And, grasping the shoulder of the lad, he sprung to one side, dragging him with him. At the same instant there was a flash and a sharp report, as the bullet whizzed toward them!
Little Rifle, experienced in the dangers of a hunter’s life, was not caught with an unloaded gun. The thin puff of smoke had hardly begun to curl up from the clump of bushes when his rifle was at his shoulder, and he sent the return bullet crashing among the leaves and twigs. At the same moment both sprung to cover.

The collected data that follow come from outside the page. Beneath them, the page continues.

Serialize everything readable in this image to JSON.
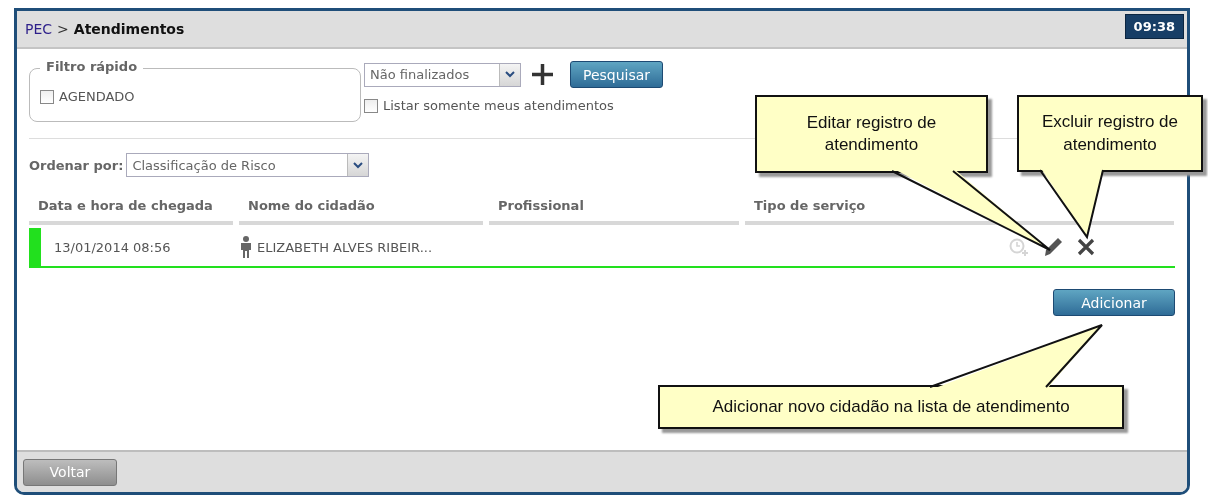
{
  "breadcrumb": {
    "root": "PEC",
    "separator": ">",
    "current": "Atendimentos"
  },
  "clock": "09:38",
  "quick_filter": {
    "legend": "Filtro rápido",
    "options": [
      {
        "label": "AGENDADO",
        "checked": false
      }
    ]
  },
  "status_select": {
    "value": "Não finalizados"
  },
  "search_button": "Pesquisar",
  "only_mine": {
    "label": "Listar somente meus atendimentos",
    "checked": false
  },
  "sort": {
    "label": "Ordenar por:",
    "value": "Classificação de Risco"
  },
  "table": {
    "columns": [
      "Data e hora de chegada",
      "Nome do cidadão",
      "Profissional",
      "Tipo de serviço"
    ],
    "rows": [
      {
        "arrival": "13/01/2014 08:56",
        "citizen": "ELIZABETH ALVES RIBEIR...",
        "color": "#22e01e",
        "schedule_disabled": true
      }
    ]
  },
  "add_button": "Adicionar",
  "back_button": "Voltar",
  "callouts": [
    {
      "text": "Editar registro de atendimento"
    },
    {
      "text": "Excluir registro de atendimento"
    },
    {
      "text": "Adicionar novo cidadão na lista de atendimento"
    }
  ]
}
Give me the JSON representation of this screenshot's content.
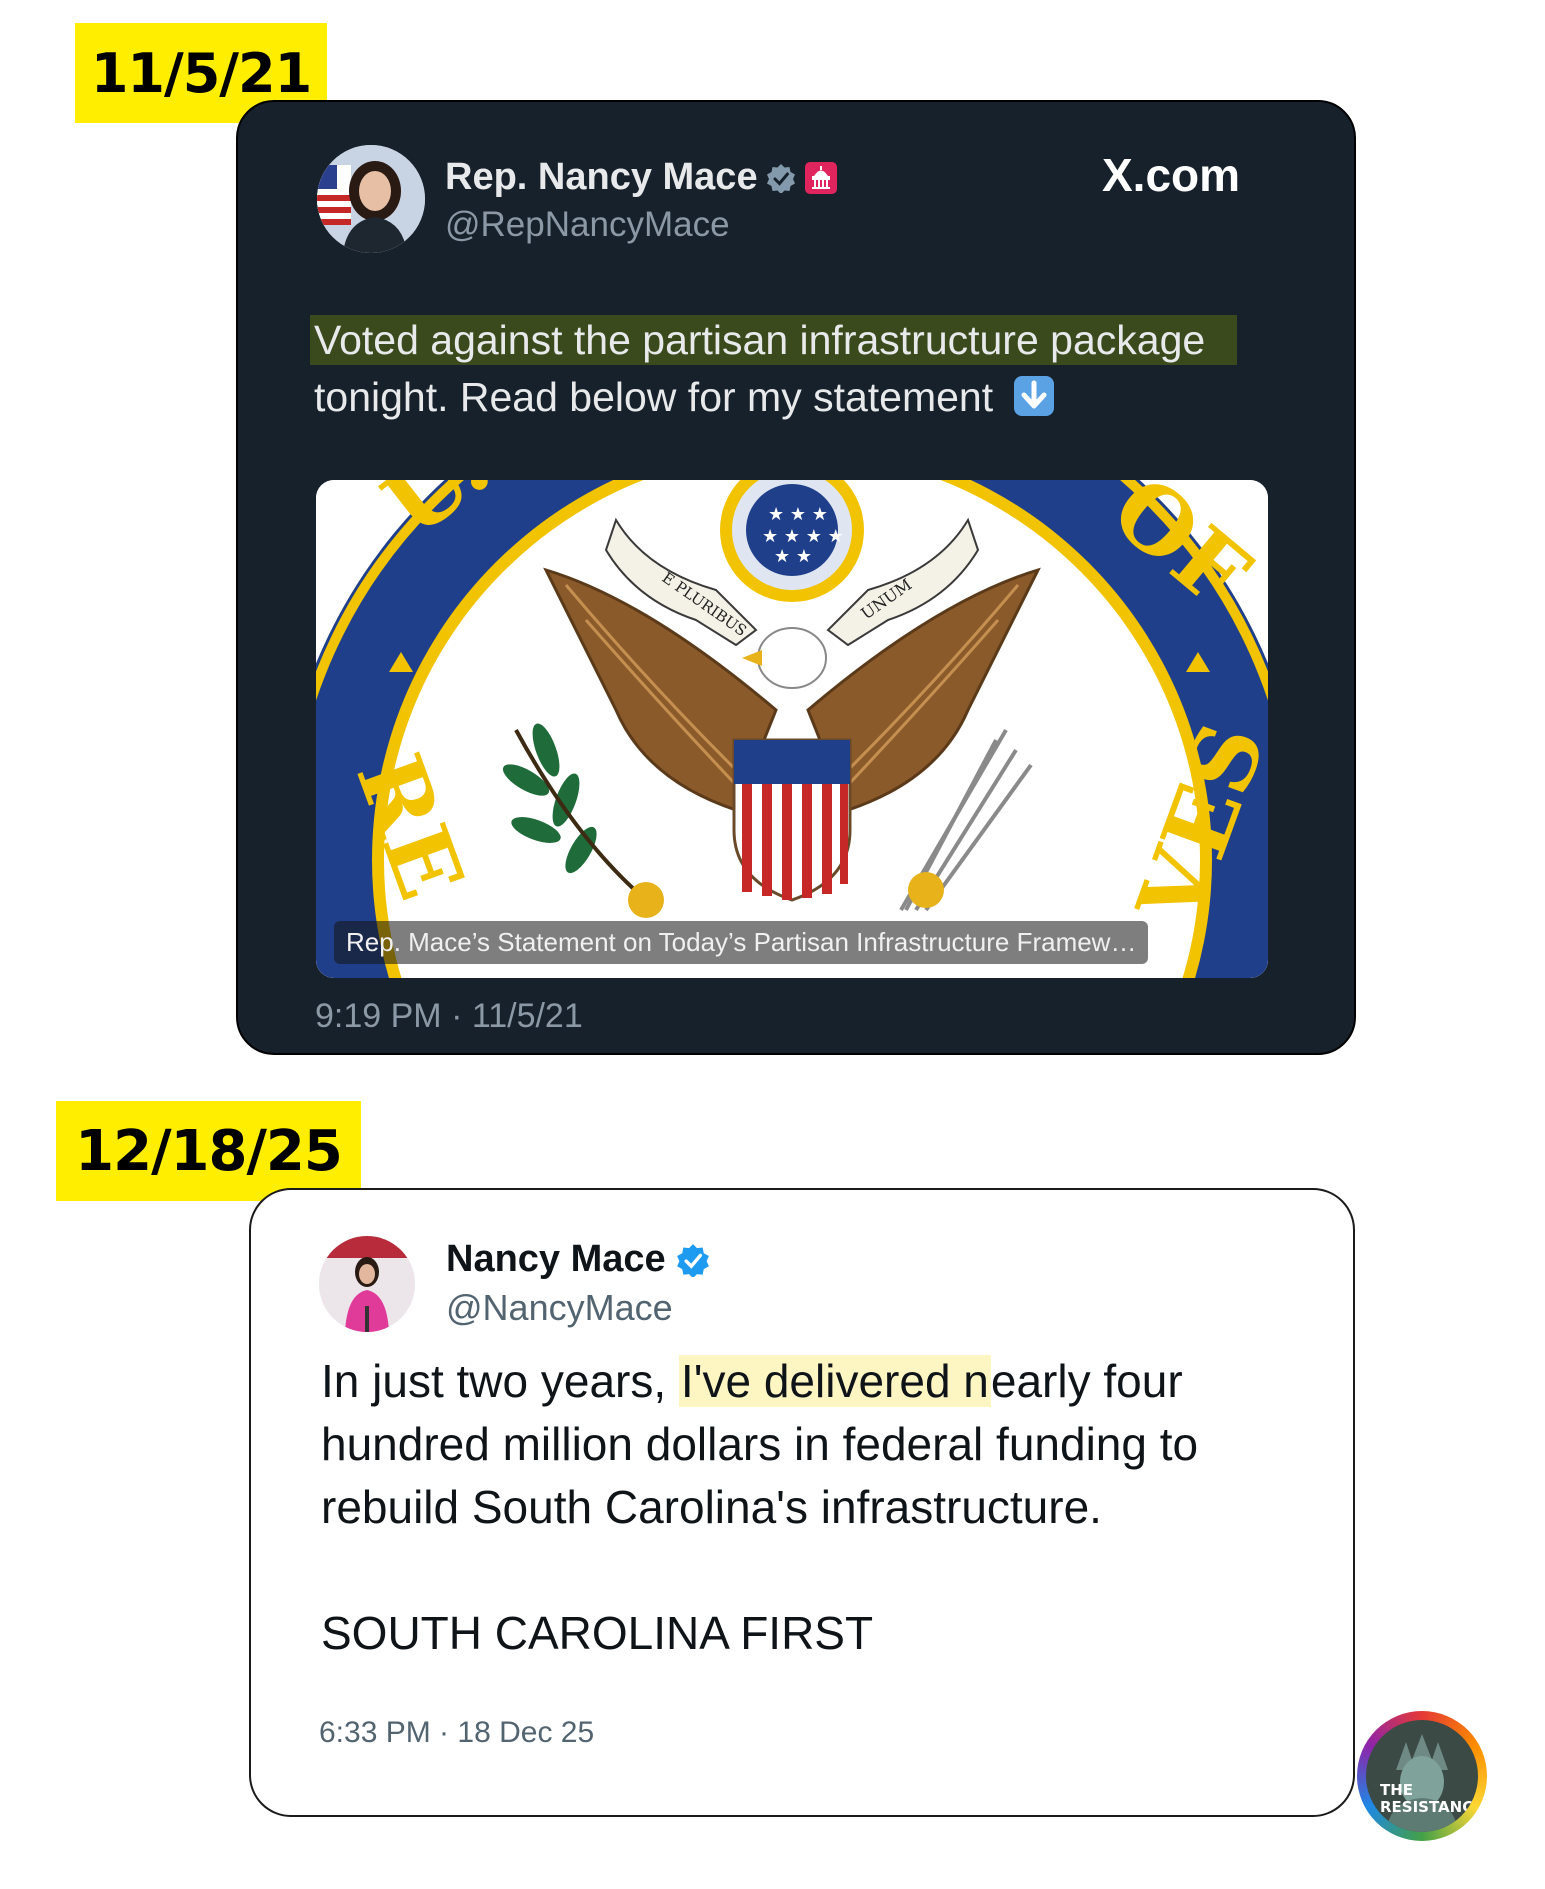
{
  "tweet1": {
    "date_tag": "11/5/21",
    "display_name": "Rep. Nancy Mace",
    "handle": "@RepNancyMace",
    "site_label": "X.com",
    "text_highlighted": "Voted against the partisan infrastructure package",
    "text_rest": "tonight. Read below for my statement",
    "link_card_caption": "Rep. Mace’s Statement on Today’s Partisan Infrastructure Framew…",
    "seal": {
      "ring_left": "U.",
      "ring_right": "OF",
      "ring_bottom_left": "RE",
      "ring_bottom_right": "VES",
      "banner_left": "E PLURIBUS",
      "banner_right": "UNUM"
    },
    "timestamp": "9:19 PM · 11/5/21"
  },
  "tweet2": {
    "date_tag": "12/18/25",
    "display_name": "Nancy Mace",
    "handle": "@NancyMace",
    "text_before": "In just two years, ",
    "text_highlighted": "I've delivered n",
    "text_after": "early four hundred million dollars in federal funding to rebuild South Carolina's infrastructure.",
    "text_second": "SOUTH CAROLINA FIRST",
    "timestamp": "6:33 PM · 18 Dec 25"
  },
  "watermark": {
    "line1": "THE",
    "line2": "RESISTANCE"
  },
  "colors": {
    "date_tag_bg": "#ffee00",
    "dark_card_bg": "#17212b",
    "dark_highlight": "#3b4a1c",
    "light_highlight": "#fdf6c3",
    "verified_blue": "#1d9bf0",
    "seal_blue": "#1f3f8a",
    "seal_gold": "#f2c300"
  }
}
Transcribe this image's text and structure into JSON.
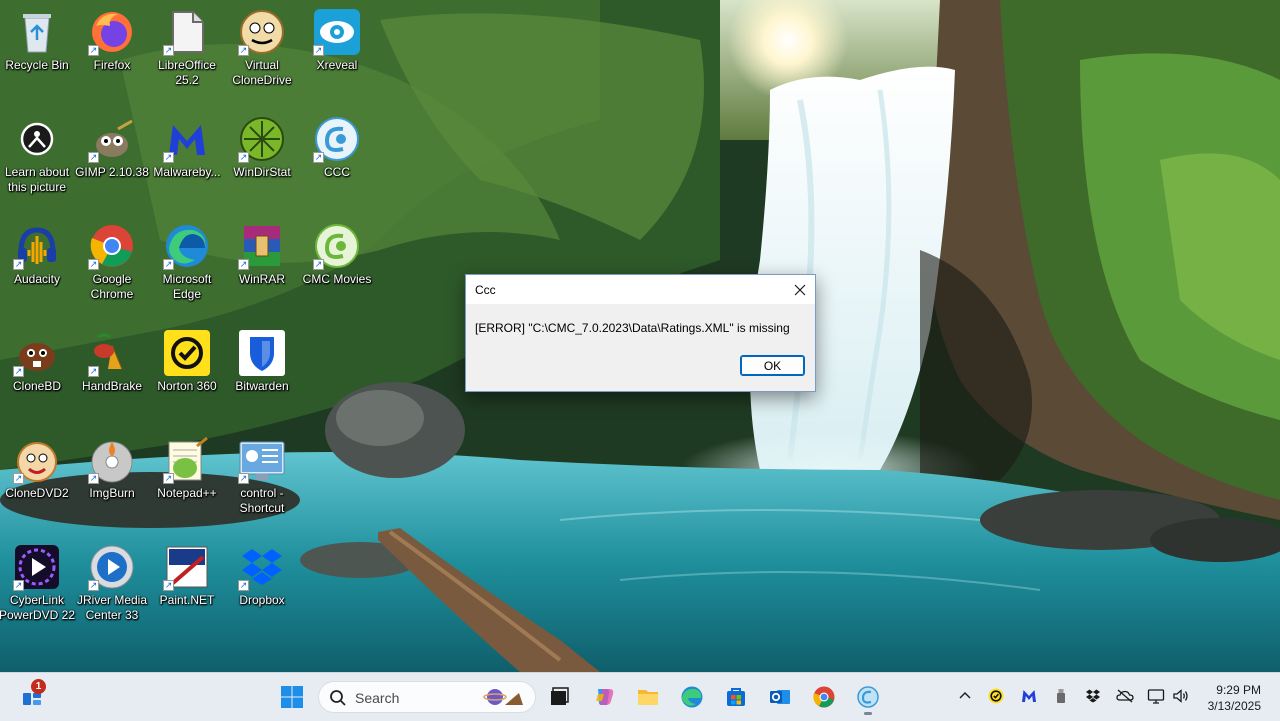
{
  "desktop": {
    "icons": [
      {
        "label": "Recycle Bin",
        "icon": "recycle-bin-icon"
      },
      {
        "label": "Firefox",
        "icon": "firefox-icon"
      },
      {
        "label": "LibreOffice 25.2",
        "icon": "libreoffice-icon"
      },
      {
        "label": "Virtual CloneDrive",
        "icon": "virtual-clonedrive-icon"
      },
      {
        "label": "Xreveal",
        "icon": "xreveal-icon"
      },
      {
        "label": "Learn about this picture",
        "icon": "learn-about-picture-icon"
      },
      {
        "label": "GIMP 2.10.38",
        "icon": "gimp-icon"
      },
      {
        "label": "Malwareby...",
        "icon": "malwarebytes-icon"
      },
      {
        "label": "WinDirStat",
        "icon": "windirstat-icon"
      },
      {
        "label": "CCC",
        "icon": "ccc-icon"
      },
      {
        "label": "Audacity",
        "icon": "audacity-icon"
      },
      {
        "label": "Google Chrome",
        "icon": "chrome-icon"
      },
      {
        "label": "Microsoft Edge",
        "icon": "edge-icon"
      },
      {
        "label": "WinRAR",
        "icon": "winrar-icon"
      },
      {
        "label": "CMC Movies",
        "icon": "cmc-movies-icon"
      },
      {
        "label": "CloneBD",
        "icon": "clonebd-icon"
      },
      {
        "label": "HandBrake",
        "icon": "handbrake-icon"
      },
      {
        "label": "Norton 360",
        "icon": "norton-icon"
      },
      {
        "label": "Bitwarden",
        "icon": "bitwarden-icon"
      },
      {
        "label": "CloneDVD2",
        "icon": "clonedvd2-icon"
      },
      {
        "label": "ImgBurn",
        "icon": "imgburn-icon"
      },
      {
        "label": "Notepad++",
        "icon": "notepadpp-icon"
      },
      {
        "label": "control - Shortcut",
        "icon": "control-panel-icon"
      },
      {
        "label": "CyberLink PowerDVD 22",
        "icon": "powerdvd-icon"
      },
      {
        "label": "JRiver Media Center 33",
        "icon": "jriver-icon"
      },
      {
        "label": "Paint.NET",
        "icon": "paintnet-icon"
      },
      {
        "label": "Dropbox",
        "icon": "dropbox-icon"
      }
    ]
  },
  "dialog": {
    "title": "Ccc",
    "message": "[ERROR] \"C:\\CMC_7.0.2023\\Data\\Ratings.XML\" is missing",
    "ok_label": "OK",
    "close_glyph": "✕"
  },
  "taskbar": {
    "widgets_badge": "1",
    "search_placeholder": "Search",
    "pinned": [
      "start-icon",
      "task-view-icon",
      "copilot-icon",
      "file-explorer-icon",
      "edge-icon",
      "microsoft-store-icon",
      "outlook-icon",
      "chrome-icon",
      "ccc-icon"
    ],
    "tray": [
      "chevron-up-icon",
      "norton-icon",
      "malwarebytes-icon",
      "usb-icon",
      "dropbox-icon",
      "onedrive-off-icon",
      "network-icon",
      "volume-icon"
    ],
    "time": "9:29 PM",
    "date": "3/13/2025"
  },
  "colors": {
    "accent": "#0067c0",
    "taskbar_bg": "#e6ecf2",
    "dialog_bg": "#f0f0f0"
  }
}
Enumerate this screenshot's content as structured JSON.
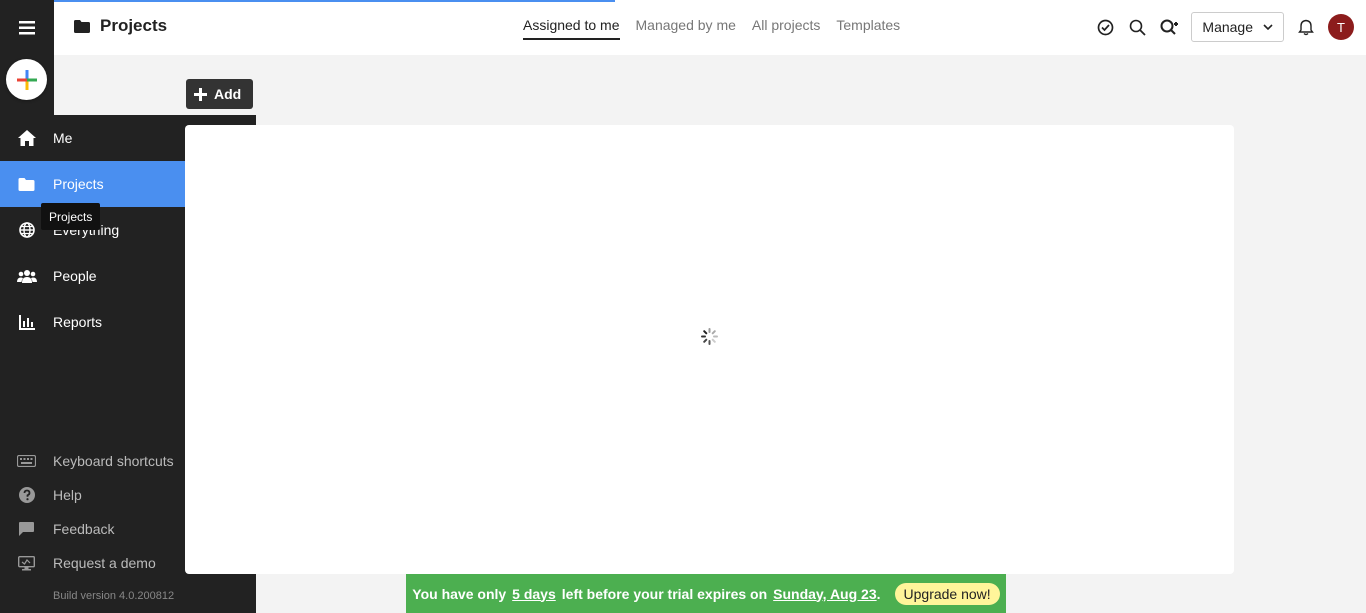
{
  "header": {
    "title": "Projects",
    "tabs": [
      {
        "label": "Assigned to me",
        "active": true
      },
      {
        "label": "Managed by me",
        "active": false
      },
      {
        "label": "All projects",
        "active": false
      },
      {
        "label": "Templates",
        "active": false
      }
    ],
    "manage_label": "Manage",
    "avatar_initial": "T"
  },
  "sidebar": {
    "items": [
      {
        "label": "Me",
        "icon": "home-icon"
      },
      {
        "label": "Projects",
        "icon": "folder-icon"
      },
      {
        "label": "Everything",
        "icon": "globe-icon"
      },
      {
        "label": "People",
        "icon": "people-icon"
      },
      {
        "label": "Reports",
        "icon": "chart-icon"
      }
    ],
    "active_index": 1,
    "bottom": [
      {
        "label": "Keyboard shortcuts",
        "icon": "keyboard-icon"
      },
      {
        "label": "Help",
        "icon": "help-icon"
      },
      {
        "label": "Feedback",
        "icon": "feedback-icon"
      },
      {
        "label": "Request a demo",
        "icon": "monitor-icon"
      }
    ],
    "build_version": "Build version 4.0.200812",
    "tooltip": "Projects"
  },
  "main": {
    "add_label": "Add"
  },
  "banner": {
    "prefix": "You have only",
    "days": "5 days",
    "middle": "left before your trial expires on",
    "date": "Sunday, Aug 23",
    "suffix": ".",
    "upgrade_label": "Upgrade now!"
  },
  "colors": {
    "accent": "#4a8ff0",
    "sidebar": "#222222",
    "banner": "#4caf50",
    "upgrade": "#fff59a",
    "avatar": "#8c1c1c"
  }
}
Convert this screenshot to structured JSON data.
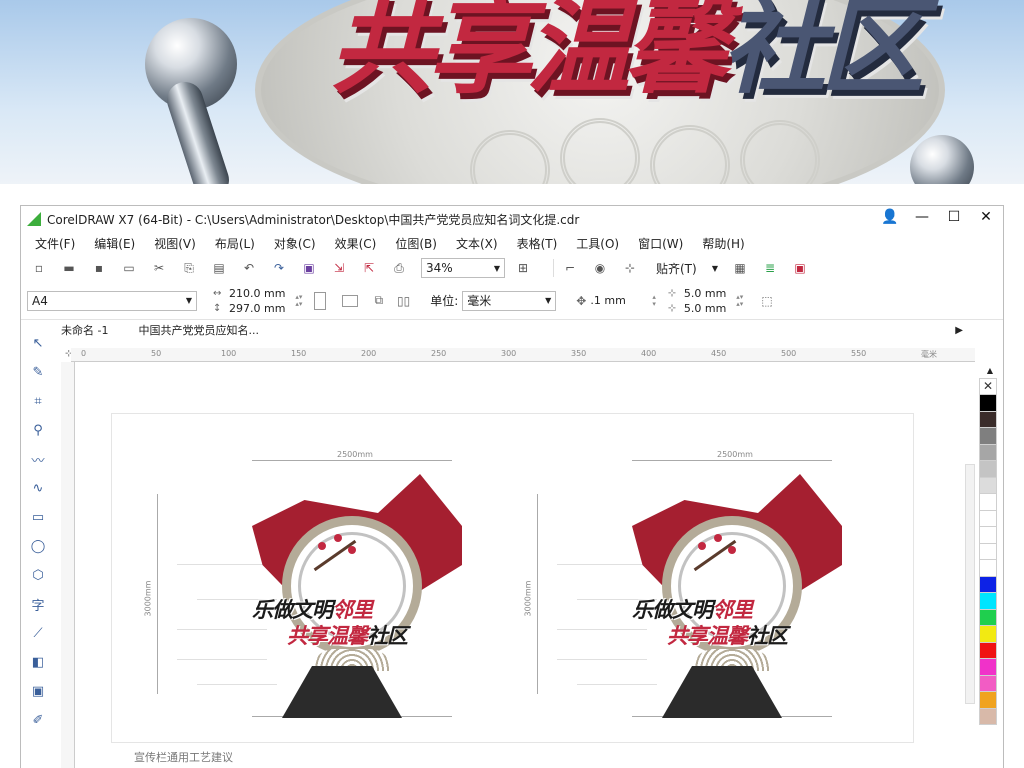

“You haven’t any gun,” said Little Rifle to his friend, “so keep your head out of sight, and if I haven’t peppered that red-skin I’ll do so next time.”
“Maybe there are several of them,” ventured his friend.
“No,” replied the young trapper, “if there were they’d have fired when they had the chance. Keep your head down, Harry!”
“I hear him groaning and moaning,” persisted Harry. “You must hear it, too. Let’s go forward, for you’ve wounded the poor wretch.”
“Pooh! The Blackfoot isn’t hurt at all, and he is making those noises on purpose to draw us out. I beseech you, Harry, to keep quiet.”
But now Little Rifle did the very thing against which he had so earnestly cautioned his friend. Looking steadily over the face of the rock for a moment, a strange expression lit up his face, and he slowly rose to his feet, until his whole body above his knees was in full view of their hidden foe.
“Well, I declare if it doesn’t beat every thing!” exclaimed Little Rifle, more to himself than any one else, “I thought it was an Indian all the time.”
As Harry rose to his feet he saw the explanation of this soliloquy. From behind the all-important clump of bushes came a large, bushy-whiskered white man, clad in hunter’s costume, and apparently in the best of humor.